In the article, they identified 5 sources of power and how they are used by leaders in organisations.
The 5 Sources of Power
The 5 Bases of Power in the Raven and Bertram article were:
- Legitimate power
- Expert power
- Referent power
- Coercive power
- Reward power
Also known as positional power and it comes from the position the person has in the organisation’s hierarchy.
Typically, managers and leaders who delegate work and set tasks for others are described as having legitimate power. The person who holds the power to exercise it correctly, they have to have been seen (or at least perceived) to have earned it. This may be through time in the role, experience in the role and the results that they have delivered.
Examples of this in an organisation might be the CEO.
This type of power can be unstable. If the person loses the title or their position, their power disappears.

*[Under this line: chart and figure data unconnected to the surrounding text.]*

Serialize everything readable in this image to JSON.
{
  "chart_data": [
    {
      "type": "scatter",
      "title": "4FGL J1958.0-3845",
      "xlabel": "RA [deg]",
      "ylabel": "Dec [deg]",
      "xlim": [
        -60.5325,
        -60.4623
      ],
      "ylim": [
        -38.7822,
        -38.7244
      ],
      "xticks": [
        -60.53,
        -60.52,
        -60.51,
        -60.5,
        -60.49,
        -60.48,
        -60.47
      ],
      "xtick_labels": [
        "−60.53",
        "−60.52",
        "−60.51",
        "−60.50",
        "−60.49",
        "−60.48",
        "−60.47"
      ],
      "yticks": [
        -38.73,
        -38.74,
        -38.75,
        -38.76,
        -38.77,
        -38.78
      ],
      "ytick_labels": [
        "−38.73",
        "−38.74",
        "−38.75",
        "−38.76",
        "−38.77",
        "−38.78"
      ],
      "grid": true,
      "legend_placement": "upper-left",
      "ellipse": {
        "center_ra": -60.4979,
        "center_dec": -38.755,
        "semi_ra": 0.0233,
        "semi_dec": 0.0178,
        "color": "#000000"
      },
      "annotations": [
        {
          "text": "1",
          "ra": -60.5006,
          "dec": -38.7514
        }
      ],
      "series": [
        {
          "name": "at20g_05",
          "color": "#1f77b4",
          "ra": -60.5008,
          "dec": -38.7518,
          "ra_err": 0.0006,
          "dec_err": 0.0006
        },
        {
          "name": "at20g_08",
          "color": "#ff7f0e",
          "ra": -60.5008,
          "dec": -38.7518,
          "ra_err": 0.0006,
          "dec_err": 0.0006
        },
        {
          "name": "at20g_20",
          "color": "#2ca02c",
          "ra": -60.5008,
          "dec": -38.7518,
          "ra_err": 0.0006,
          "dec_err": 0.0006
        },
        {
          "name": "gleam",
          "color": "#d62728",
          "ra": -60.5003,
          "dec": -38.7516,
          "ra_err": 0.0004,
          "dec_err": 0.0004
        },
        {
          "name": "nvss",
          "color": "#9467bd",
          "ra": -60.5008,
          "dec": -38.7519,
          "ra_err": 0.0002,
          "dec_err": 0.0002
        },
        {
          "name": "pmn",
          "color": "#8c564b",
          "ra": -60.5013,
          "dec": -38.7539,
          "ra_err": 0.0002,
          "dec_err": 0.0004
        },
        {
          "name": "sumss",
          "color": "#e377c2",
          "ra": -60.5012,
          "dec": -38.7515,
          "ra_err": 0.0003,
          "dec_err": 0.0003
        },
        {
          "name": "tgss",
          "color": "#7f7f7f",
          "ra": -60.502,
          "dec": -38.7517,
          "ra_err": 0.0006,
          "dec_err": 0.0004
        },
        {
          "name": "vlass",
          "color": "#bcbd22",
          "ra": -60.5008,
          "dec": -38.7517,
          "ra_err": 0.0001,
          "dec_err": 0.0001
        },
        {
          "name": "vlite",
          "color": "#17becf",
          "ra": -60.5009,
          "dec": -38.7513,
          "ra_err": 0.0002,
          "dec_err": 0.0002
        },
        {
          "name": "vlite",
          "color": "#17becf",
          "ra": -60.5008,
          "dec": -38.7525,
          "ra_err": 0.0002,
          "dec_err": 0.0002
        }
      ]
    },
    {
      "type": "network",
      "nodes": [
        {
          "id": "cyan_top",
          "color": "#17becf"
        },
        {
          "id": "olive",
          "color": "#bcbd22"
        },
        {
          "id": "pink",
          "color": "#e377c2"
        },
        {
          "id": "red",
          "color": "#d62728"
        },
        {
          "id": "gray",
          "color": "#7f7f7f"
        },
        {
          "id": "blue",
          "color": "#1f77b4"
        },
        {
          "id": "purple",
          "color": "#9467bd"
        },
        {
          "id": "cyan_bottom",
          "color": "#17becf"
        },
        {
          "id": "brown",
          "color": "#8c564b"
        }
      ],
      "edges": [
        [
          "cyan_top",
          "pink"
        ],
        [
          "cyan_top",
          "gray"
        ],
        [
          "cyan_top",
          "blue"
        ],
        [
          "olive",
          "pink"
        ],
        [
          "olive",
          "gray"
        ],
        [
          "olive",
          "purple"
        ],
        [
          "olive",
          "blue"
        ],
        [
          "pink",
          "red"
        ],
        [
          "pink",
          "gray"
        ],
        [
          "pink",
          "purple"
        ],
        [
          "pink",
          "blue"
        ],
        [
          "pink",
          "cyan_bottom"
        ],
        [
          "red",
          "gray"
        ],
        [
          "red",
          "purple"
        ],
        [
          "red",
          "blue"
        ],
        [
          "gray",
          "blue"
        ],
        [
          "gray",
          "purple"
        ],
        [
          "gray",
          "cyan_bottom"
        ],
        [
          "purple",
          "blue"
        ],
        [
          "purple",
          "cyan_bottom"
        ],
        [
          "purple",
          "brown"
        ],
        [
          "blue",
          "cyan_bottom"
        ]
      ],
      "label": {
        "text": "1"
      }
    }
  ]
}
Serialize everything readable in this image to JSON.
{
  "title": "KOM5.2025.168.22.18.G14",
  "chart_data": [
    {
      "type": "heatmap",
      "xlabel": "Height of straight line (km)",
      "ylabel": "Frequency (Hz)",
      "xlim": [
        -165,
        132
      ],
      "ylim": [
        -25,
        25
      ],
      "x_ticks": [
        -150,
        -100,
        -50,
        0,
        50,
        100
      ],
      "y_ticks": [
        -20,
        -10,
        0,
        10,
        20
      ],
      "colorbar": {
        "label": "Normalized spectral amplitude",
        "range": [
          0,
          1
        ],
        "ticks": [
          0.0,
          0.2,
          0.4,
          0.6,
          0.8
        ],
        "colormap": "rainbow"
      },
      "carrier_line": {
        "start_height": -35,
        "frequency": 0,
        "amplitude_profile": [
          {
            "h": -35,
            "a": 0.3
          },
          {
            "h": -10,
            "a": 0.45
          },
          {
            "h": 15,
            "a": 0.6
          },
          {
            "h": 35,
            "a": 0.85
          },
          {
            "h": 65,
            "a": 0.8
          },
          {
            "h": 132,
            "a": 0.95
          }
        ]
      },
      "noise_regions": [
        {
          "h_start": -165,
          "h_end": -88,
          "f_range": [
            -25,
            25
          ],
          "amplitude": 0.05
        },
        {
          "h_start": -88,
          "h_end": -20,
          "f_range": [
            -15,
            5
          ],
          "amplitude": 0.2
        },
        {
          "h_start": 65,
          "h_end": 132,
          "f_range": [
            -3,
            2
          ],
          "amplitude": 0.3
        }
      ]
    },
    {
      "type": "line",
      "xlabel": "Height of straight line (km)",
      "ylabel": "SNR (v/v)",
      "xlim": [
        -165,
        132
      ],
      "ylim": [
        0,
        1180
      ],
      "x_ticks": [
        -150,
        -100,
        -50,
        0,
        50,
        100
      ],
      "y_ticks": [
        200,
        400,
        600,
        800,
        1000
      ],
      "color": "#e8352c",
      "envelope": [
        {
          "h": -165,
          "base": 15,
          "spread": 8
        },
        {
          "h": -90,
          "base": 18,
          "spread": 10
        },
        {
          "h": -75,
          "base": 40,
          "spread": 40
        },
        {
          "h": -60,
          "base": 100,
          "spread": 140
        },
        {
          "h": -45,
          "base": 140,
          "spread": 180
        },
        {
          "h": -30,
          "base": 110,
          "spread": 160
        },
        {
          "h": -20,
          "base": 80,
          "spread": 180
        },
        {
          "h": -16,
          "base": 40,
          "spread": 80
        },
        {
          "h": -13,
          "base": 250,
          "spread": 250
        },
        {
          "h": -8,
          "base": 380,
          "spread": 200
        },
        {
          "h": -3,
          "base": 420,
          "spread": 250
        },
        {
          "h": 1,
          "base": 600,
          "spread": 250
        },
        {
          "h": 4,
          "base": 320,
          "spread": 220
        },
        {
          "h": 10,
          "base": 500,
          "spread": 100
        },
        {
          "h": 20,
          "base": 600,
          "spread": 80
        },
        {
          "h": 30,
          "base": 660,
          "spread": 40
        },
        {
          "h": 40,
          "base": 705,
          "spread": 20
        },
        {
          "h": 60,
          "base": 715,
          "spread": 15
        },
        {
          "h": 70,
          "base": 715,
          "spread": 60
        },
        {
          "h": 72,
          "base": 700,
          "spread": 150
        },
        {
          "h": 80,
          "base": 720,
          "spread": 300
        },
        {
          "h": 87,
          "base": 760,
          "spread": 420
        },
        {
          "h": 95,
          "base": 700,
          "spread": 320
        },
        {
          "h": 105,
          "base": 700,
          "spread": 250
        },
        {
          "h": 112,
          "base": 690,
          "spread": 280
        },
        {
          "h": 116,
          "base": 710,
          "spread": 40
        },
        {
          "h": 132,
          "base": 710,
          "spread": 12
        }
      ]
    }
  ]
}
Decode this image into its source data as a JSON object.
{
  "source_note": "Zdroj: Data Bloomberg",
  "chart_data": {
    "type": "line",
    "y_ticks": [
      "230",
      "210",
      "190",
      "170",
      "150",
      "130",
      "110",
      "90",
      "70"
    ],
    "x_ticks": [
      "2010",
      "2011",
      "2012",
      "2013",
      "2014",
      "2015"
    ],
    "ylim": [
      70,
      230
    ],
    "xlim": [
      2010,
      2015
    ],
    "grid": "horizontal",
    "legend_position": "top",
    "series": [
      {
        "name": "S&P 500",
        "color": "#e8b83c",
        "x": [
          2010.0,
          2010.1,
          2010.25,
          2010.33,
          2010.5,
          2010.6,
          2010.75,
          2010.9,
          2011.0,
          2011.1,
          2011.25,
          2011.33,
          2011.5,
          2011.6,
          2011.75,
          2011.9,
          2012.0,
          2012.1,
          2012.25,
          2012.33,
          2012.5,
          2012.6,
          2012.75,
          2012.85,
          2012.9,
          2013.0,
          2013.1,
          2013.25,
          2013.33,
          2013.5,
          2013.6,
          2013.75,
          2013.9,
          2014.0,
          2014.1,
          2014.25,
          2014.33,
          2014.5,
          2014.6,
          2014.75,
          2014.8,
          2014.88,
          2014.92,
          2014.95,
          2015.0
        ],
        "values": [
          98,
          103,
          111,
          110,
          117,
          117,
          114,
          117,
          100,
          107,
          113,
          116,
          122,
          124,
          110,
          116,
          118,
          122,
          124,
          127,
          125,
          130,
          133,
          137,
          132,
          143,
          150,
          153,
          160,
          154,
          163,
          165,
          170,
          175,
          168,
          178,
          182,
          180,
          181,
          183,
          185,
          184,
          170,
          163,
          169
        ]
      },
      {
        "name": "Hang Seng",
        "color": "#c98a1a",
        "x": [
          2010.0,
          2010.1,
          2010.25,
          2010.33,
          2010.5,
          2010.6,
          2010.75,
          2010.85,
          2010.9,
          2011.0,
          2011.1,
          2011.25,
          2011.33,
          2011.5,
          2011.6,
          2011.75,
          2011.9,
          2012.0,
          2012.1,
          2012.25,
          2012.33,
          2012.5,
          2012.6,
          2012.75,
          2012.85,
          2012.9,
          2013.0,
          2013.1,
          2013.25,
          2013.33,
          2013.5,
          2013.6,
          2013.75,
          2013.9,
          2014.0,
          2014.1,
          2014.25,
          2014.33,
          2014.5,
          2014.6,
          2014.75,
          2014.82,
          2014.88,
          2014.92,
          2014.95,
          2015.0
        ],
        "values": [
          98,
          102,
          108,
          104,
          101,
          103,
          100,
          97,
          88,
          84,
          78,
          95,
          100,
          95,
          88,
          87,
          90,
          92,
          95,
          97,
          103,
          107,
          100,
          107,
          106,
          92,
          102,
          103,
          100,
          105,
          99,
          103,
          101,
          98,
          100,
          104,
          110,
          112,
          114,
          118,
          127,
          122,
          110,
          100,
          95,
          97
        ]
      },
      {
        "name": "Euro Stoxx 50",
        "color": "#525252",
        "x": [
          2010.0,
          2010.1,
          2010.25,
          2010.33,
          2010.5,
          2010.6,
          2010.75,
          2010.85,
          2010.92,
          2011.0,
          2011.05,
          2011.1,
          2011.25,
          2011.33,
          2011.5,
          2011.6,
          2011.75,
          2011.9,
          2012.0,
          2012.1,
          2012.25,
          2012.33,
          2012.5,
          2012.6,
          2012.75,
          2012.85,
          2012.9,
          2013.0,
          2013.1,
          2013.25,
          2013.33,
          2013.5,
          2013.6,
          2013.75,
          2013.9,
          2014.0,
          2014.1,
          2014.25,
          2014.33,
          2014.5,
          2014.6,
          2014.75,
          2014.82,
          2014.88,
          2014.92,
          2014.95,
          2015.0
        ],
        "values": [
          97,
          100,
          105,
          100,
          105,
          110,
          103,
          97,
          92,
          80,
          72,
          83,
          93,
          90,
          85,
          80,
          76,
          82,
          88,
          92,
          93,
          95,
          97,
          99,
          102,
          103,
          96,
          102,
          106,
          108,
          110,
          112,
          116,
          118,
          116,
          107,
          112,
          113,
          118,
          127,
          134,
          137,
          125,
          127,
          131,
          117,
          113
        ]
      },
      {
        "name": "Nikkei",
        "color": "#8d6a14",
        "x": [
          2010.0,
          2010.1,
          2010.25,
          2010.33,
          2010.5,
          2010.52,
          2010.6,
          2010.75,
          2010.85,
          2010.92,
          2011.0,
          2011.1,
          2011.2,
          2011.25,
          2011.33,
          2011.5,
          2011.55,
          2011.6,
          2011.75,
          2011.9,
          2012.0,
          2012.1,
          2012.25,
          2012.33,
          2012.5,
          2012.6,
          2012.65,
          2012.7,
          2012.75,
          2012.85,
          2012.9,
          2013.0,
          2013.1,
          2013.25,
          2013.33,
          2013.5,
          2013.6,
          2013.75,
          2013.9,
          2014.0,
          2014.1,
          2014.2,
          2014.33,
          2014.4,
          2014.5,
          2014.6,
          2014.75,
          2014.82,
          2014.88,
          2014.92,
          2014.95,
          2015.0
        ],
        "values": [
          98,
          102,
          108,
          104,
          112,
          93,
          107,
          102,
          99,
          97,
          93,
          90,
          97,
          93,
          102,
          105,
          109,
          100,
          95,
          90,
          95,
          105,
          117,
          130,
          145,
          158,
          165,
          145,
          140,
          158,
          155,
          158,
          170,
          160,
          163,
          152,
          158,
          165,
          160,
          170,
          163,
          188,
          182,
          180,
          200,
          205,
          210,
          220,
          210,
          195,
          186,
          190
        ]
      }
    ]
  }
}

Having expert power comes from having expertise in a particular area. These people are valued in organisations for their problem-solving skills. People will look to them to influence decisions, have input into problems and are held in high regard by their colleagues.
People with expert power may be seen as ideal candidates for promotion in the organisation.
Referent power comes from the interpersonal relationships that a person builds with others in the organisation. People have referent power when other people respect them and like them.
It comes from influence through the behaviour that they demonstrate to others. If they are liked, others are more likely to respect and trust them. This allows the person with referent power to influence others.
This power can also come from the relationships this person forms with key people in the organisation such as the CEO.
This power comes from a person’s ability to influence through threats, punishment or sanctions. Others will respond to this behaviour because of fear of reprimand. They ensure that others stick to the organisation’s rules, policies and procedures.
The downside is, that you can only use this type of power in short bursts. If it’s used too much it tends to push people away or even leave the organisation.
This power comes from the person’s ability to offer and influence incentives in an organisation. This may be an increase in salary and promotions. They can use this power to motivate employees and team members.
The problem with this power may be that the person cannot always deliver or they can’t always make these decisions about rewards or incentives by themselves. They may need to seek the permission of others who make the final decisions as to whether the reward can be sectioned.